December 19, 2019


“The proposed rule by the Office of the Comptroller of the Currency (OCC) would cause an unwarranted expansion of state law preemption to non-depository institutions. The standard, identified by the federal courts, with limited affiliate and agent exceptions, requires a showing that the application of state usury laws to such non-depository institutions would significantly interfere with a national bank's ability to exercise its powers.

The OCC has not explained how the ordinary application of state usury laws to non-depository institutions that acquire loans from national banks would substantially interfere with national bank powers. We recognize and support the need for regulated banking institutions to transfer loan risks off their balance sheets. Nonetheless, we must avoid facilitating what is essentially a laundering of loans through federal institutions to non-depository institutions in an end run around consumer-protective state usury limits.

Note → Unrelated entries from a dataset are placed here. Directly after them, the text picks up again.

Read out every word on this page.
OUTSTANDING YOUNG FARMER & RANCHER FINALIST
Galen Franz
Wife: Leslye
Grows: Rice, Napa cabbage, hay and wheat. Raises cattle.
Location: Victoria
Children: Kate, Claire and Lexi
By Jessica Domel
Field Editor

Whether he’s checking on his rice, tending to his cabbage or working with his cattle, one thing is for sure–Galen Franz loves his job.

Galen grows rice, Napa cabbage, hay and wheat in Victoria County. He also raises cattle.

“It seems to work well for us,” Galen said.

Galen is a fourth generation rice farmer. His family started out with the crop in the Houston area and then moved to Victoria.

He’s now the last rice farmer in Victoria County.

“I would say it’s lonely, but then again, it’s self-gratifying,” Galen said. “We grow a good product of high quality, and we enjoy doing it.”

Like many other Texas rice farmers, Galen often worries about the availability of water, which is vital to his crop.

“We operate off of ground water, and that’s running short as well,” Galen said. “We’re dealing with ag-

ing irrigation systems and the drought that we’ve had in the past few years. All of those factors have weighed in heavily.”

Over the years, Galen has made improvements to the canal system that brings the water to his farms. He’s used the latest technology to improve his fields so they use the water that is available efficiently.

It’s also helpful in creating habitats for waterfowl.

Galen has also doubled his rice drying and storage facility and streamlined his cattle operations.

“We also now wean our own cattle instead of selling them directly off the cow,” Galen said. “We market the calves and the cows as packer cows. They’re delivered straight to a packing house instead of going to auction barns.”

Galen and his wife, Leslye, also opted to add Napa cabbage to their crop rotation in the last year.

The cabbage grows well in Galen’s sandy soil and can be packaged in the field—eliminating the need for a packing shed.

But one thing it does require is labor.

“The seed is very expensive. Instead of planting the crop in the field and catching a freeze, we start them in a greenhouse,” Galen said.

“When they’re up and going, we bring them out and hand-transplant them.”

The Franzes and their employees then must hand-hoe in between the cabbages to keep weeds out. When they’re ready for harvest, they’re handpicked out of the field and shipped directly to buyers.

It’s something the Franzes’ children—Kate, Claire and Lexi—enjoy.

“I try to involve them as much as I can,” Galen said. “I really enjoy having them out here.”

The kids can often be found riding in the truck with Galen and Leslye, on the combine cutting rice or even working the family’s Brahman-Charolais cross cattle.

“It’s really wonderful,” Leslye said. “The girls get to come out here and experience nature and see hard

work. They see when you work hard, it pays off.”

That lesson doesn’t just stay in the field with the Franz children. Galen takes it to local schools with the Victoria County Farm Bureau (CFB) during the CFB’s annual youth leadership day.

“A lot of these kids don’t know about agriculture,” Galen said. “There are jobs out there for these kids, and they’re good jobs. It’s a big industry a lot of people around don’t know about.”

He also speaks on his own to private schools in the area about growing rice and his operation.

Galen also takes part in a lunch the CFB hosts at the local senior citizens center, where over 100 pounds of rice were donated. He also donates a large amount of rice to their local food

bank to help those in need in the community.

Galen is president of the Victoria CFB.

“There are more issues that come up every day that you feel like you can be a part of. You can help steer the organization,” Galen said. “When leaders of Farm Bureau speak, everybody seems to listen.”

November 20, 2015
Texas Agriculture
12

The Department further recognizes and welcomes the use of technology and innovation in delivering and enhancing access to financial services and products. However, identifying the “true lender” in a transaction or set of transactions, especially when both federal and non-depository institutions are involved, is a vital and important exercise. The OCC’s proposed rule would muddy these waters and make it far more difficult to protect consumers. We must avoid rent-a-bank charter arrangements, which not only could facilitate abusive practices, but also could create an unlevel playing field vis-a-vis regulated banking institutions.”